You are ready to launch your first (or next) online business, a common question arises over how you should enter a given market and how many sites should you have.
It can get quite confusing, common terms like “niche micro sites” get thrown out alongside “authority sites” not to mention the various opinions people have on how many pages (sales copy and content) your website should ideally have when you launch.
Another set of questions revolve around the ideal business model for your online business…should you build a dozen niche micro sites or are you better focusing on one single site and build it over time?
Should your site have 50 pages of content or 5? Should you have a blog or is it better to syndicate content externally and build backlinks to your niche micro site?
SEEING THE FOREST FOR THE TREES
I understand these are important (even fundamental) questions, yet the answer is much simpler and more intuitive than most people may think.
How do offline businesses grow?
They start small and grow (and even diversify) over time right?

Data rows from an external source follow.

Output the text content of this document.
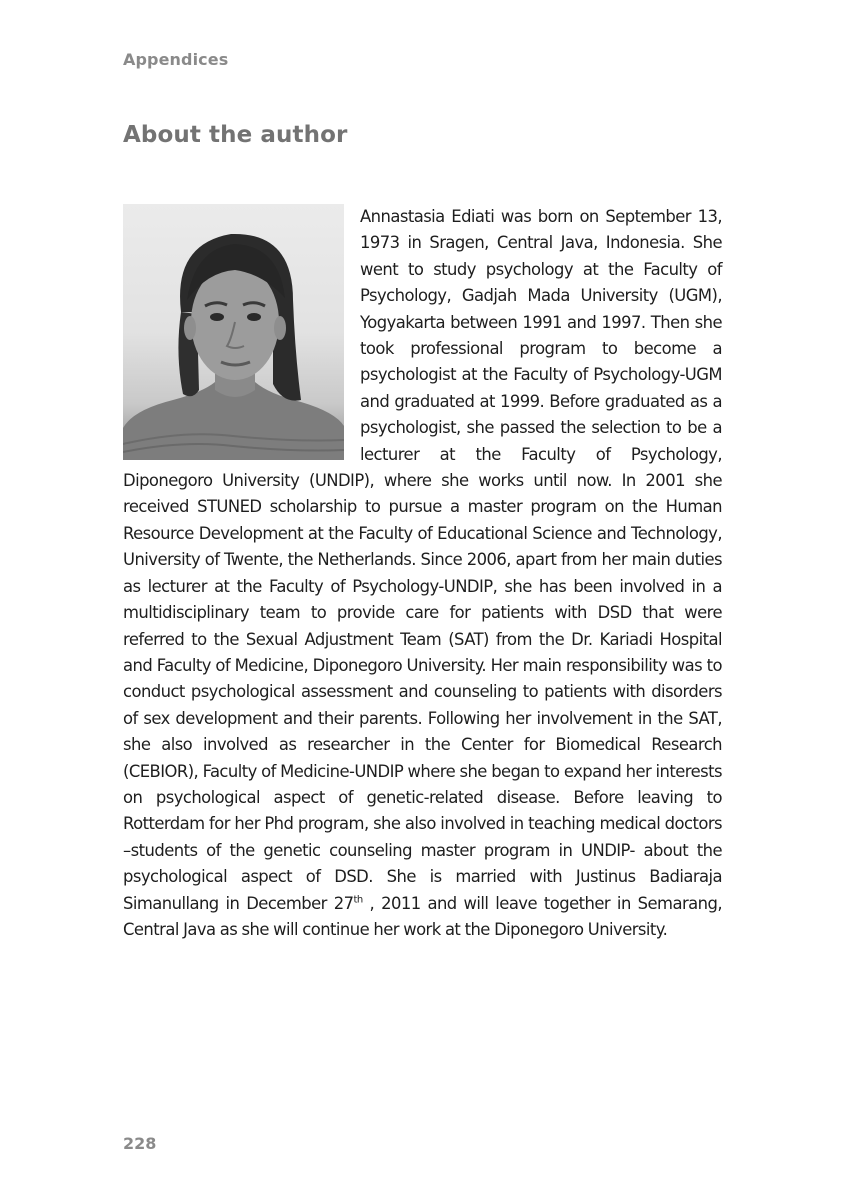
Appendices
About the author

Annastasia Ediati was born on September 13, 1973 in Sragen, Central Java, Indonesia. She went to study psychology at the Faculty of Psychology, Gadjah Mada University (UGM), Yogyakarta between 1991 and 1997. Then she took professional program to become a psychologist at the Faculty of Psychology-UGM and graduated at 1999. Before graduated as a psychologist, she passed the selection to be a lecturer at the Faculty of Psychology, Diponegoro University (UNDIP), where she works until now. In 2001 she received STUNED scholarship to pursue a master program on the Human Resource Development at the Faculty of Educational Science and Technology, University of Twente, the Netherlands. Since 2006, apart from her main duties as lecturer at the Faculty of Psychology-UNDIP, she has been involved in a multidisciplinary team to provide care for patients with DSD that were referred to the Sexual Adjustment Team (SAT) from the Dr. Kariadi Hospital and Faculty of Medicine, Diponegoro University. Her main responsibility was to conduct psychological assessment and counseling to patients with disorders of sex development and their parents. Following her involvement in the SAT, she also involved as researcher in the Center for Biomedical Research (CEBIOR), Faculty of Medicine-UNDIP where she began to expand her interests on psychological aspect of genetic-related disease. Before leaving to Rotterdam for her Phd program, she also involved in teaching medical doctors –students of the genetic counseling master program in UNDIP- about the psychological aspect of DSD. She is married with Justinus Badiaraja Simanullang in December 27th , 2011 and will leave together in Semarang, Central Java as she will continue her work at the Diponegoro University.

228
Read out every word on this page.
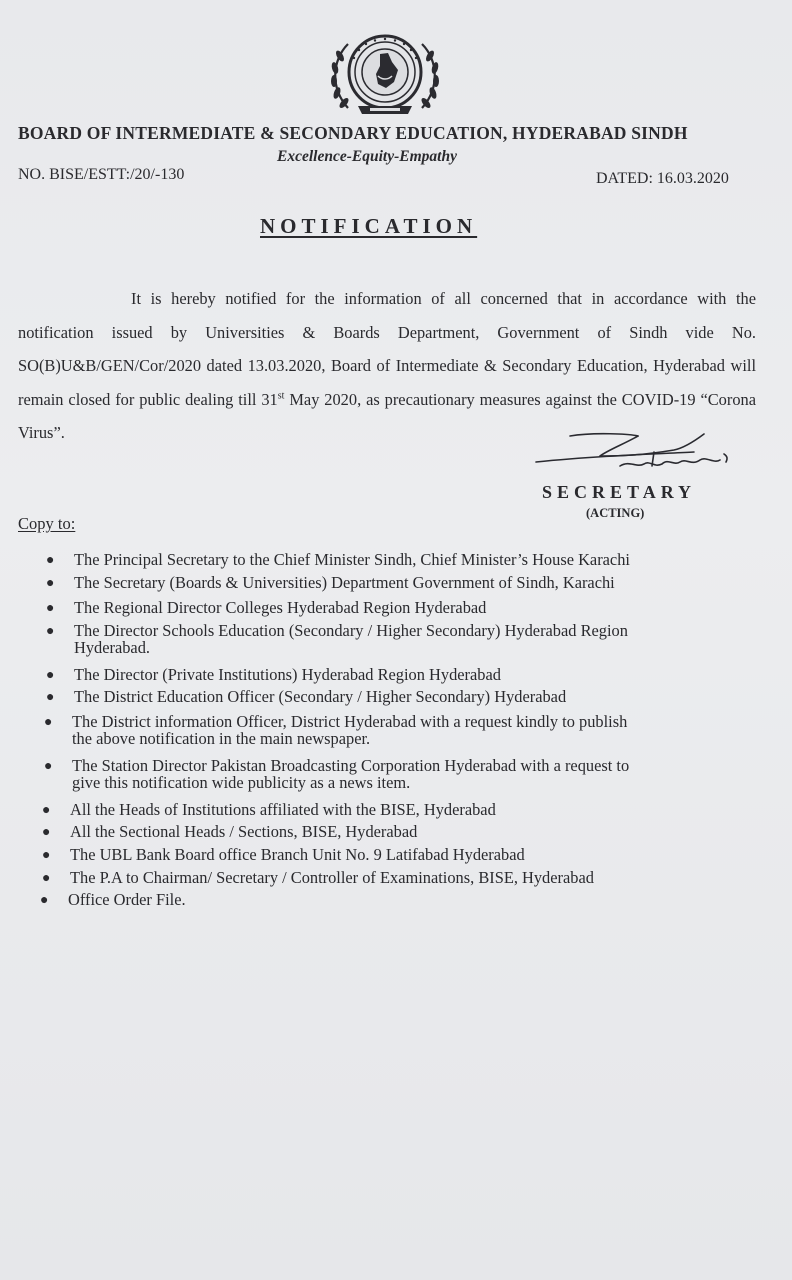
BOARD OF INTERMEDIATE & SECONDARY EDUCATION, HYDERABAD SINDH
Excellence-Equity-Empathy
NO. BISE/ESTT:/20/-130	DATED: 16.03.2020
NOTIFICATION

It is hereby notified for the information of all concerned that in accordance with the notification issued by Universities & Boards Department, Government of Sindh vide No. SO(B)U&B/GEN/Cor/2020 dated 13.03.2020, Board of Intermediate & Secondary Education, Hyderabad will remain closed for public dealing till 31st May 2020, as precautionary measures against the COVID-19 “Corona Virus”.

SECRETARY
(ACTING)
Copy to:
● The Principal Secretary to the Chief Minister Sindh, Chief Minister’s House Karachi
● The Secretary (Boards & Universities) Department Government of Sindh, Karachi
● The Regional Director Colleges Hyderabad Region Hyderabad
● The Director Schools Education (Secondary / Higher Secondary) Hyderabad Region
Hyderabad.
● The Director (Private Institutions) Hyderabad Region Hyderabad
● The District Education Officer (Secondary / Higher Secondary) Hyderabad
● The District information Officer, District Hyderabad with a request kindly to publish
the above notification in the main newspaper.
● The Station Director Pakistan Broadcasting Corporation Hyderabad with a request to
give this notification wide publicity as a news item.
● All the Heads of Institutions affiliated with the BISE, Hyderabad
● All the Sectional Heads / Sections, BISE, Hyderabad
● The UBL Bank Board office Branch Unit No. 9 Latifabad Hyderabad
● The P.A to Chairman/ Secretary / Controller of Examinations, BISE, Hyderabad
● Office Order File.
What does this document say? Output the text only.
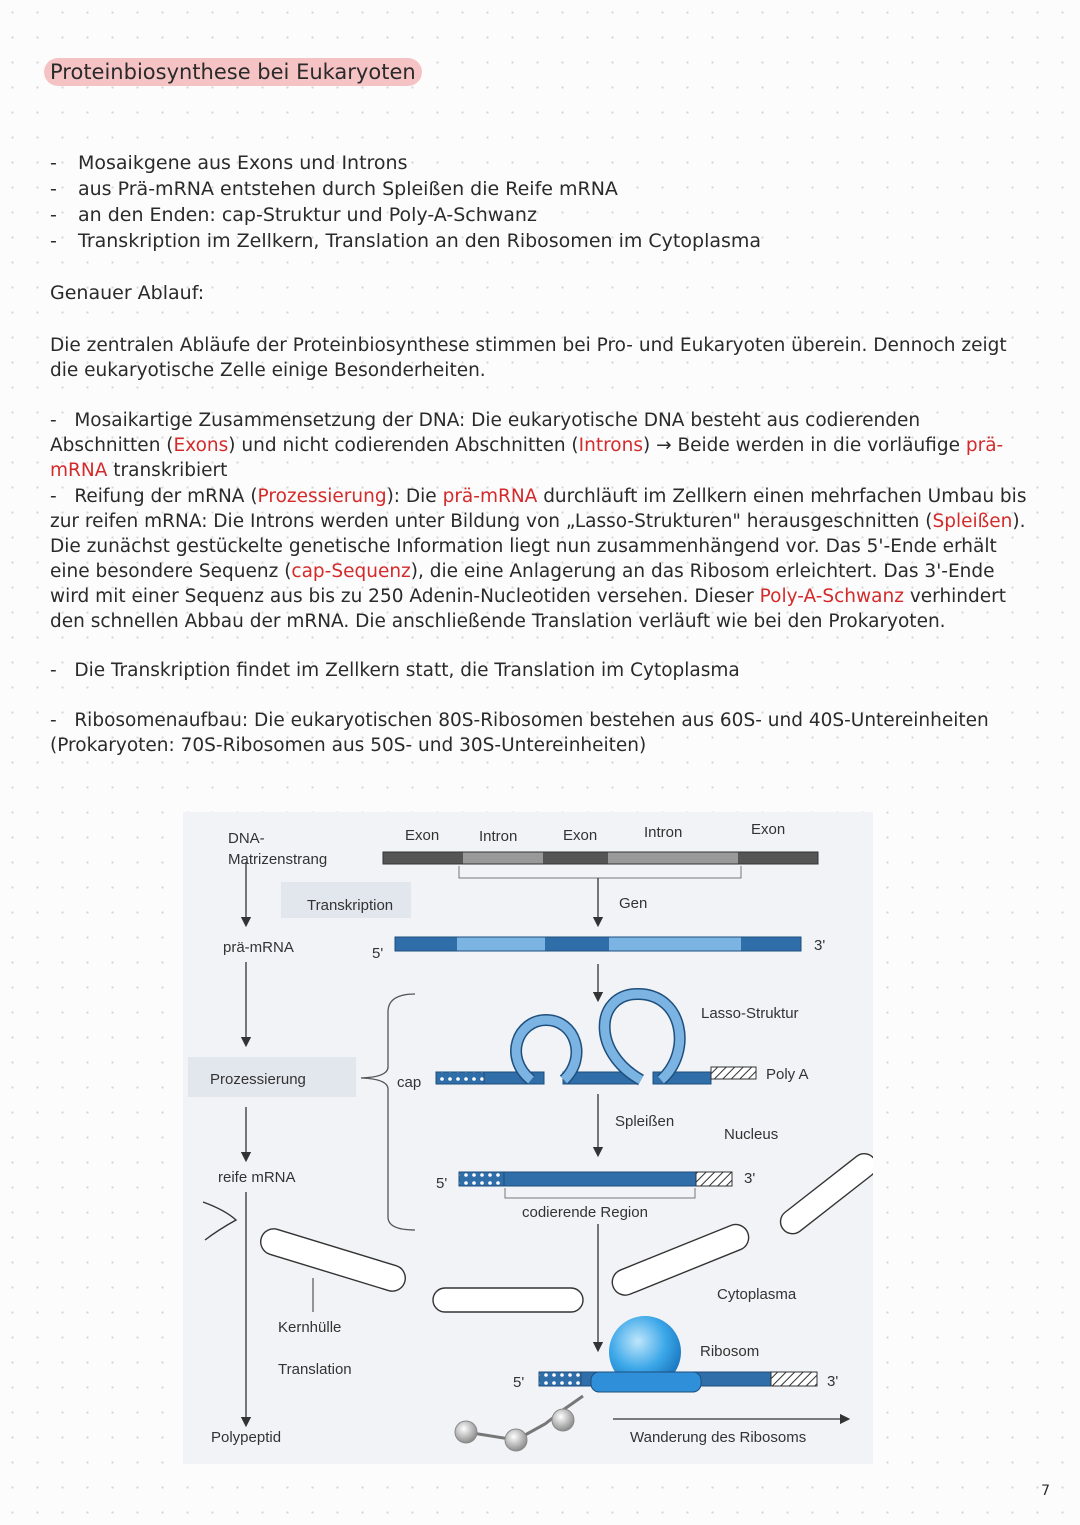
Proteinbiosynthese bei Eukaryoten
-	Mosaikgene aus Exons und Introns
-	aus Prä-mRNA entstehen durch Spleißen die Reife mRNA
-	an den Enden: cap-Struktur und Poly-A-Schwanz
-	Transkription im Zellkern, Translation an den Ribosomen im Cytoplasma
Genauer Ablauf:
Die zentralen Abläufe der Proteinbiosynthese stimmen bei Pro- und Eukaryoten überein. Dennoch zeigt die eukaryotische Zelle einige Besonderheiten.
-   Mosaikartige Zusammensetzung der DNA: Die eukaryotische DNA besteht aus codierenden Abschnitten (Exons) und nicht codierenden Abschnitten (Introns) → Beide werden in die vorläufige prä-mRNA transkribiert
-   Reifung der mRNA (Prozessierung): Die prä-mRNA durchläuft im Zellkern einen mehrfachen Umbau bis zur reifen mRNA: Die Introns werden unter Bildung von „Lasso-Strukturen" herausgeschnitten (Spleißen). Die zunächst gestückelte genetische Information liegt nun zusammenhängend vor. Das 5'-Ende erhält eine besondere Sequenz (cap-Sequenz), die eine Anlagerung an das Ribosom erleichtert. Das 3'-Ende wird mit einer Sequenz aus bis zu 250 Adenin-Nucleotiden versehen. Dieser Poly-A-Schwanz verhindert den schnellen Abbau der mRNA. Die anschließende Translation verläuft wie bei den Prokaryoten.
-   Die Transkription findet im Zellkern statt, die Translation im Cytoplasma
-   Ribosomenaufbau: Die eukaryotischen 80S-Ribosomen bestehen aus 60S- und 40S-Untereinheiten (Prokaryoten: 70S-Ribosomen aus 50S- und 30S-Untereinheiten)
DNA-
Matrizenstrang
Transkription
prä-mRNA
Prozessierung
reife mRNA
Kernhülle
Translation
Polypeptid
Exon	Intron	Exon	Intron	Exon
Gen
5'	3'
cap
Lasso-Struktur
Poly A
Spleißen
Nucleus
5'	3'
codierende Region
Cytoplasma
5'	3'
Ribosom
Wanderung des Ribosoms
7
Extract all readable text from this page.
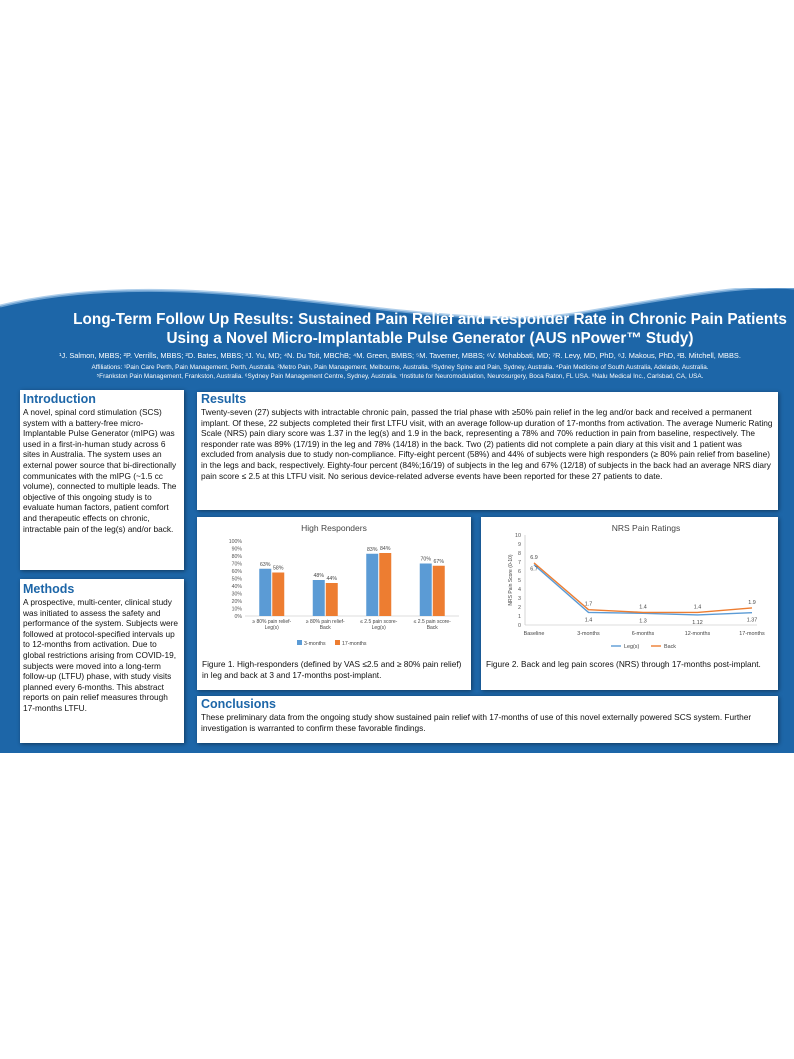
Long-Term Follow Up Results: Sustained Pain Relief and Responder Rate in Chronic Pain Patients
Using a Novel Micro-Implantable Pulse Generator (AUS nPower™ Study)
¹J. Salmon, MBBS; ²P. Verrills, MBBS; ²D. Bates, MBBS; ³J. Yu, MD; ⁴N. Du Toit, MBChB; ⁴M. Green, BMBS; ⁵M. Taverner, MBBS; ⁶V. Mohabbati, MD; ⁷R. Levy, MD, PhD, ⁸J. Makous, PhD, ²B. Mitchell, MBBS.
Affiliations: ¹Pain Care Perth, Pain Management, Perth, Australia. ²Metro Pain, Pain Management, Melbourne, Australia. ³Sydney Spine and Pain, Sydney, Australia. ⁴Pain Medicine of South Australia, Adelaide, Australia.
⁵Frankston Pain Management, Frankston, Australia. ⁶Sydney Pain Management Centre, Sydney, Australia. ⁷Institute for Neuromodulation, Neurosurgery, Boca Raton, FL USA. ⁸Nalu Medical Inc., Carlsbad, CA, USA.
Introduction
A novel, spinal cord stimulation (SCS) system with a battery-free micro-Implantable Pulse Generator (mIPG) was used in a first-in-human study across 6 sites in Australia. The system uses an external power source that bi-directionally communicates with the mIPG (~1.5 cc volume), connected to multiple leads. The objective of this ongoing study is to evaluate human factors, patient comfort and therapeutic effects on chronic, intractable pain of the leg(s) and/or back.
Methods
A prospective, multi-center, clinical study was initiated to assess the safety and performance of the system. Subjects were followed at protocol-specified intervals up to 12-months from activation. Due to global restrictions arising from COVID-19, subjects were moved into a long-term follow-up (LTFU) phase, with study visits planned every 6-months. This abstract reports on pain relief measures through 17-months LTFU.
Results
Twenty-seven (27) subjects with intractable chronic pain, passed the trial phase with ≥50% pain relief in the leg and/or back and received a permanent implant. Of these, 22 subjects completed their first LTFU visit, with an average follow-up duration of 17-months from activation. The average Numeric Rating Scale (NRS) pain diary score was 1.37 in the leg(s) and 1.9 in the back, representing a 78% and 70% reduction in pain from baseline, respectively. The responder rate was 89% (17/19) in the leg and 78% (14/18) in the back. Two (2) patients did not complete a pain diary at this visit and 1 patient was excluded from analysis due to study non-compliance. Fifty-eight percent (58%) and 44% of subjects were high responders (≥ 80% pain relief from baseline) in the legs and back, respectively. Eighty-four percent (84%;16/19) of subjects in the leg and 67% (12/18) of subjects in the back had an average NRS diary pain score ≤ 2.5 at this LTFU visit. No serious device-related adverse events have been reported for these 27 patients to date.
High Responders
0%
10%
20%
30%
40%
50%
60%
70%
80%
90%
100%
63%
58%
≥ 80% pain relief-
Leg(s)
48% 44%
≥ 80% pain relief-
Back
83% 84%
≤ 2.5 pain score-
Leg(s)
70% 67%
≤ 2.5 pain score-
Back
3-months	17-months
Figure 1. High-responders (defined by VAS ≤2.5 and ≥ 80% pain relief) in leg and back at 3 and 17-months post-implant.
NRS Pain Ratings
0
1
2
3
4
5
6
7
8
9
10
NRS Pain Score (0-10)
Baseline	3-months	6-months	12-months	17-months
6.7
1.4	1.3	1.12	1.37
6.9
1.7	1.4	1.4
1.9
Leg(s)	Back
Figure 2. Back and leg pain scores (NRS) through 17-months post-implant.
Conclusions
These preliminary data from the ongoing study show sustained pain relief with 17-months of use of this novel externally powered SCS system. Further investigation is warranted to confirm these favorable findings.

You don’t go and immediately open 20 shops, you start with one or two. You work those businesses until you have a proven ability to generate profit and THEN you build a few more (based on the same successful model with the same target market and product mix).
Only when you have built a proven, large-scale business do you even consider opening another related or unrelated business – correct?
The same holds true online.
The one BIG difference online is that you have more leeway to try/experiment/test your ideas, market positioning and web design than you have with an offline business.
This means you can start wider, more scattered but with a laser-focused intent to quickly determine the winning model and then follow the same growth model that works for offline businesses.
In fact, the 6-week Information Product Profit Program inside InfoMarketer’sZone outlines a specific set of techniques you can use to quickly test and uncover hidden profit potential within a given marketplace…we actually discovered this by accident with one of our sites that now is a top profit producer for us.
To be honest, I never really understood the value in starting a business with the intent of building a bunch of micro niche sites (with the intent to either stay micro, earn a few bucks from each site or flip the sites)
What does make much more sense is to start small, perhaps even go wide if you are unsure of the exact positioning model and then after a period of testing, pick the angle that works most in that market.
Once you find that opportunity though, you need to expand…more content on your site, more content syndicated, more advertising, more PR, more social networking, more partners, etc…
The good news if you follow this process though is that you get to do all of this KNOWING that your effort or investment will lead to higher profits rather than “hoping” or “experimenting” with your time and money.
As you see, using this process will ultimately move you from the micro niche website model toward an authority model but ONLY for those sites and pages you know to be profitable.
One of the main benefits of the internet (versus building a brick-and-mortar business) is that you can quickly and relatively inexpensively test various markets, positioning and designs to find the golden nuggets. Once you see that nice mix of demand/traffic, conversions and profits – you can (and should) go big.